The fundamental communications mechanism in the Microwindows API is the message. A message consists of a well-known message number, and two parameters, known as wParam and lParam. Messages are stored in an application's message-queue, and retrieved via the GetMessage function. The application blocks while waiting for a message. There are messages that correspond to hardware events, like WM_CHAR for keyboard input or WM_LBUTTONDOWN for mouse button down. In addition, events signaling window creation and destruction WM_CREATE and WM_DESTROY are sent. In most cases, a message is associated with a window, identified as an HWND. After retrieving the message, the application sends the message to the associated window's handling procedure using DispatchMessage. When a window class is created, its associated message handling procedure is specified, so the system knows where to send the message.

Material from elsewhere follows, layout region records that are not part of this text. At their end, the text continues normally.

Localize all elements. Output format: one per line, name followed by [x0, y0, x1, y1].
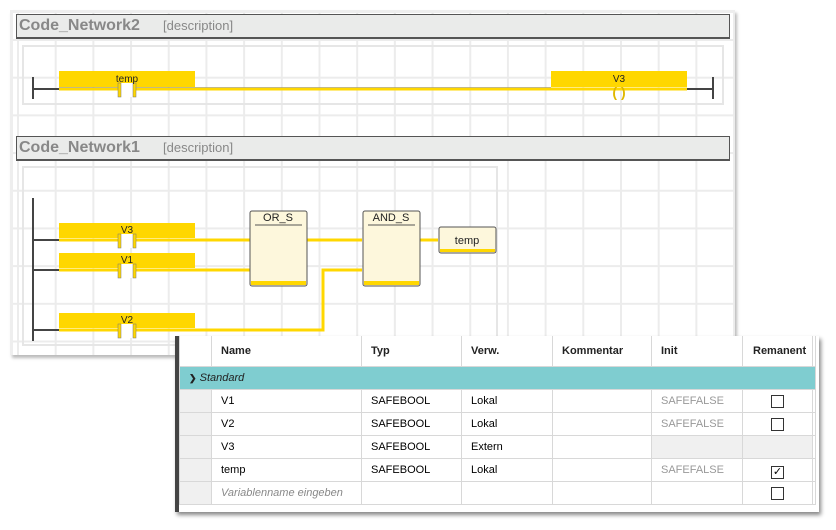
- table-row: V2 SAFEBOOL Lokal SAFEFALSE: [179, 412, 816, 436]
- var-name[interactable]: V2: [211, 412, 362, 436]
- remanent-checkbox[interactable]: [771, 418, 784, 431]
- var-comment[interactable]: [552, 435, 652, 459]
- network1-header[interactable]: Code_Network1 [description]: [16, 136, 730, 161]
- var-type[interactable]: SAFEBOOL: [361, 458, 462, 482]
- output-temp[interactable]: temp: [438, 226, 497, 254]
- col-name[interactable]: Name: [211, 336, 362, 367]
- coil-V3[interactable]: V3 ( ): [551, 71, 687, 100]
- group-label: Standard: [199, 372, 245, 384]
- wire-V2-and: [195, 268, 362, 332]
- col-init[interactable]: Init: [651, 336, 743, 367]
- contact-V3[interactable]: V3: [33, 223, 195, 249]
- output-label: temp: [455, 235, 479, 247]
- block-label: AND_S: [373, 212, 410, 224]
- block-label: OR_S: [263, 212, 293, 224]
- new-variable-row: Variablenname eingeben: [179, 481, 816, 505]
- group-row-standard[interactable]: ❯ Standard: [179, 366, 816, 390]
- var-name[interactable]: temp: [211, 458, 362, 482]
- table-row: V1 SAFEBOOL Lokal SAFEFALSE: [179, 389, 816, 413]
- power-rail-left: [32, 77, 60, 99]
- var-type[interactable]: SAFEBOOL: [361, 435, 462, 459]
- var-usage[interactable]: Lokal: [461, 458, 553, 482]
- network-description[interactable]: [description]: [163, 18, 234, 33]
- var-comment[interactable]: [552, 458, 652, 482]
- var-type[interactable]: SAFEBOOL: [361, 389, 462, 413]
- var-init[interactable]: SAFEFALSE: [651, 458, 743, 482]
- col-kommentar[interactable]: Kommentar: [552, 336, 652, 367]
- var-usage[interactable]: Extern: [461, 435, 553, 459]
- contact-label: V1: [121, 255, 134, 266]
- table-row: V3 SAFEBOOL Extern: [179, 435, 816, 459]
- contact-label: temp: [116, 74, 139, 85]
- table-row: temp SAFEBOOL Lokal SAFEFALSE ✓: [179, 458, 816, 482]
- var-name[interactable]: V1: [211, 389, 362, 413]
- chevron-down-icon[interactable]: ❯: [189, 373, 197, 383]
- var-comment[interactable]: [552, 389, 652, 413]
- contact-V1[interactable]: V1: [33, 253, 195, 279]
- var-comment[interactable]: [552, 412, 652, 436]
- remanent-checkbox[interactable]: [771, 487, 784, 500]
- network2-header[interactable]: Code_Network2 [description]: [16, 14, 730, 39]
- network-title: Code_Network2: [19, 17, 140, 34]
- var-init[interactable]: SAFEFALSE: [651, 389, 743, 413]
- var-usage[interactable]: Lokal: [461, 389, 553, 413]
- new-variable-input[interactable]: Variablenname eingeben: [211, 481, 362, 505]
- coil-icon: ( ): [612, 84, 625, 100]
- network2-body: [22, 45, 724, 105]
- var-init[interactable]: SAFEFALSE: [651, 412, 743, 436]
- var-init[interactable]: [651, 435, 743, 459]
- block-and-s[interactable]: AND_S: [362, 210, 421, 287]
- var-name[interactable]: V3: [211, 435, 362, 459]
- contact-temp[interactable]: temp: [59, 71, 551, 98]
- remanent-checkbox[interactable]: [771, 395, 784, 408]
- ladder-editor[interactable]: [10, 10, 735, 355]
- network-description[interactable]: [description]: [163, 140, 234, 155]
- contact-label: V3: [121, 225, 134, 236]
- var-type[interactable]: SAFEBOOL: [361, 412, 462, 436]
- variable-table[interactable]: Name Typ Verw. Kommentar Init Remanent ❯…: [175, 336, 819, 512]
- col-typ[interactable]: Typ: [361, 336, 462, 367]
- network-title: Code_Network1: [19, 139, 140, 156]
- contact-V2[interactable]: V2: [33, 313, 195, 339]
- coil-label: V3: [613, 74, 626, 85]
- power-rail-right: [687, 77, 714, 99]
- var-usage[interactable]: Lokal: [461, 412, 553, 436]
- remanent-checkbox[interactable]: ✓: [771, 465, 784, 479]
- table-header-row: Name Typ Verw. Kommentar Init Remanent: [179, 336, 816, 367]
- col-verw[interactable]: Verw.: [461, 336, 553, 367]
- contact-label: V2: [121, 315, 134, 326]
- block-or-s[interactable]: OR_S: [249, 210, 308, 287]
- col-remanent[interactable]: Remanent: [742, 336, 813, 367]
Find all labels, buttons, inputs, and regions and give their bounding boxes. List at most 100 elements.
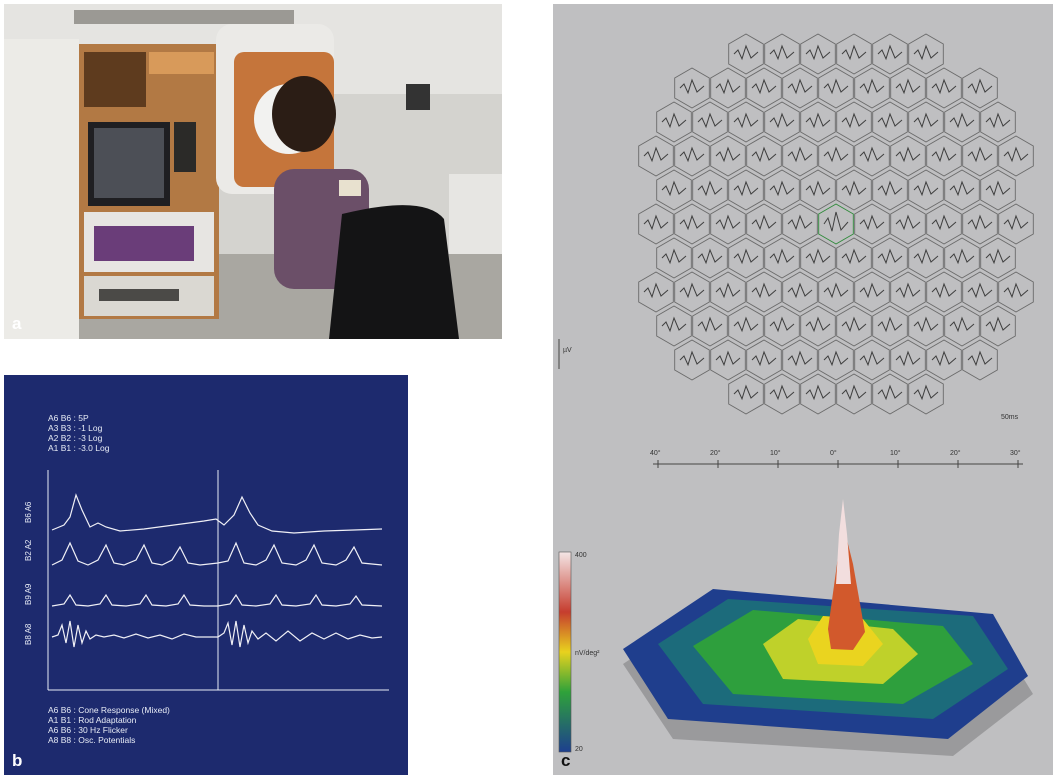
hexagon-cell [728,373,764,415]
hexagon-trace [679,282,705,299]
hexagon-cell [962,203,998,245]
hexagon-trace [805,44,831,61]
hexagon-trace [859,78,885,95]
hexagon-trace [823,350,849,367]
hexagon-trace [931,214,957,231]
hexagon-trace [985,248,1011,265]
hexagon-cell [908,169,944,211]
erg-trace-rod [51,541,383,566]
erg-legend-line: A6 B6 : 30 Hz Flicker [48,725,128,735]
hexagon-trace [643,282,669,299]
degree-tick-label: 10° [890,450,901,457]
hexagon-cell [926,339,962,381]
hexagon-cell [746,271,782,313]
hexagon-cell [728,101,764,143]
hexagon-trace [679,350,705,367]
hexagon-cell [980,305,1016,347]
hexagon-trace [751,78,777,95]
hexagon-cell [656,237,692,279]
hexagon-cell [836,305,872,347]
hexagon-cell [908,373,944,415]
hexagon-trace [877,112,903,129]
hexagon-cell [728,237,764,279]
hexagon-cell [944,237,980,279]
panel-label-c: c [561,751,571,770]
erg-row-label: B2 A2 [24,539,33,561]
hexagon-cell [764,237,800,279]
hexagon-cell [746,135,782,177]
hexagon-trace [859,146,885,163]
hexagon-trace [913,44,939,61]
hexagon-cell [710,271,746,313]
hexagon-cell [764,169,800,211]
hexagon-cell [854,271,890,313]
erg-trace-flicker [51,593,383,607]
hexagon-trace [787,214,813,231]
hexagon-trace [787,282,813,299]
hexagon-cell [944,101,980,143]
hexagon-trace [1003,146,1029,163]
hexagon-cell [764,101,800,143]
hexagon-trace [913,180,939,197]
mferg-recording-room-illustration [4,4,502,339]
erg-legend-line: A6 B6 : Cone Response (Mixed) [48,705,170,715]
hexagon-cell [980,237,1016,279]
hexagon-trace [661,112,687,129]
hexagon-trace [715,282,741,299]
hexagon-cell [836,169,872,211]
hexagon-trace [661,316,687,333]
erg-header-line: A1 B1 : -3.0 Log [48,443,110,453]
hexagon-cell [710,67,746,109]
hexagon-cell [854,67,890,109]
hexagon-trace [715,214,741,231]
hexagon-trace [841,44,867,61]
hexagon-cell [908,101,944,143]
hexagon-trace [787,350,813,367]
hexagon-cell [674,271,710,313]
hexagon-trace [697,248,723,265]
hexagon-cell [836,373,872,415]
hexagon-cell [890,203,926,245]
hexagon-cell [728,169,764,211]
hexagon-trace [967,146,993,163]
hexagon-cell [674,203,710,245]
hexagon-trace [823,146,849,163]
mferg-hexagon-array [558,33,1034,756]
degree-tick-label: 10° [770,450,781,457]
hexagon-cell [962,271,998,313]
hexagon-cell [836,101,872,143]
hexagon-trace [733,44,759,61]
erg-legend-line: A1 B1 : Rod Adaptation [48,715,137,725]
hexagon-trace [877,44,903,61]
hexagon-trace [859,282,885,299]
hexagon-cell [818,271,854,313]
hexagon-cell [836,33,872,75]
degree-tick-marks [657,460,1019,468]
hexagon-cell [872,169,908,211]
hexagon-cell [800,101,836,143]
hexagon-cell [728,305,764,347]
hexagon-cell [872,101,908,143]
hexagon-trace [895,282,921,299]
hexagon-cell [944,305,980,347]
erg-legend-line: A8 B8 : Osc. Potentials [48,735,136,745]
hexagon-trace [787,78,813,95]
hexagon-trace [751,350,777,367]
hexagon-trace [643,214,669,231]
hexagon-trace [697,112,723,129]
colorbar [558,551,572,753]
hexagon-trace [931,282,957,299]
hexagon-trace [985,180,1011,197]
hexagon-cell [782,67,818,109]
hexagon-cell [656,169,692,211]
hexagon-trace [913,248,939,265]
hexagon-cell [926,135,962,177]
hexagon-trace [895,350,921,367]
hexagon-trace [823,282,849,299]
hexagon-cell [926,67,962,109]
hexagon-cell [800,305,836,347]
hexagon-trace [769,384,795,401]
hexagon-trace [769,248,795,265]
hexagon-cell [746,67,782,109]
hexagon-cell [872,373,908,415]
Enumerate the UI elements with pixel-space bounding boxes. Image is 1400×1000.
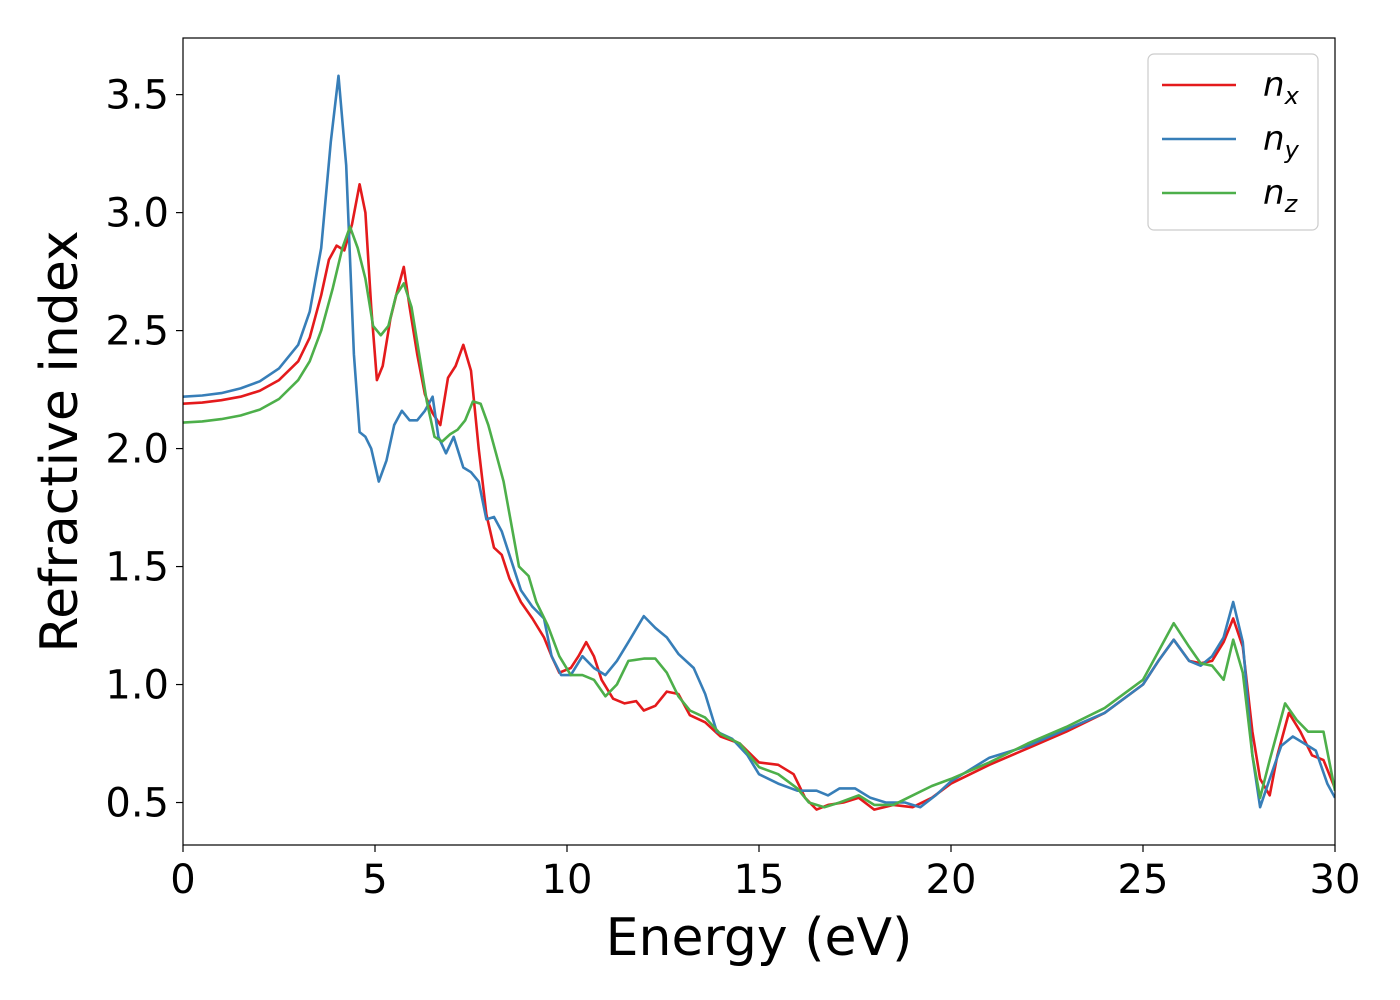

The message-passing architecture allows the core API to manage many system functions by sending messages on all sorts of events, like window creation, painting needed, moving, etc. By default, the associated window handling function gets a "first pass" at the message, and then calls the DefWindowProc function, which handles default actions for all the messages. In this way, all windows can behave the same way when dragged, etc., unless specifically overridden by the user. Major window management policies can be redefined by merely re-implementing DefWindowProc, rather than making changes throughout the system.

The basic unit of screen organization in Microwindows API is the window. Windows describe an area of the screen to draw onto, as well as an associate "window procedure" for handling messages destined for this window. Applications programmers can create windows from pre-defined classes, like buttons, edit boxes, and the like, or define their own window classes. In both cases, the method of creating and communicating with the windows remains exactly the same.

==History==
Nano-X's origin is with NanoGUI. NanoGUI was created by Alex Holden by taking David Bell's mini-X server and Alan Cox's modifications and adding client/server networking. Gregory Haerr then took interest in the NanoGUI project and began making extensive enhancements and modifications to NanoGUI. Around version 0.5, Gregory Haerr added support for multiple API's, and began distributing Microwindows. In Microwindows 0.84, all previous NanoGUI changes were incorporated and since then has been the combined NanoGUI/Microwindows distribution. In January 2005, the system changed its name to the Nano-X Window System.
Because Nano-X just loosely follows the X Window System Xlib API, an additional interface was developed named NXlib, which provides an Xlib compatible API based on Nano-X.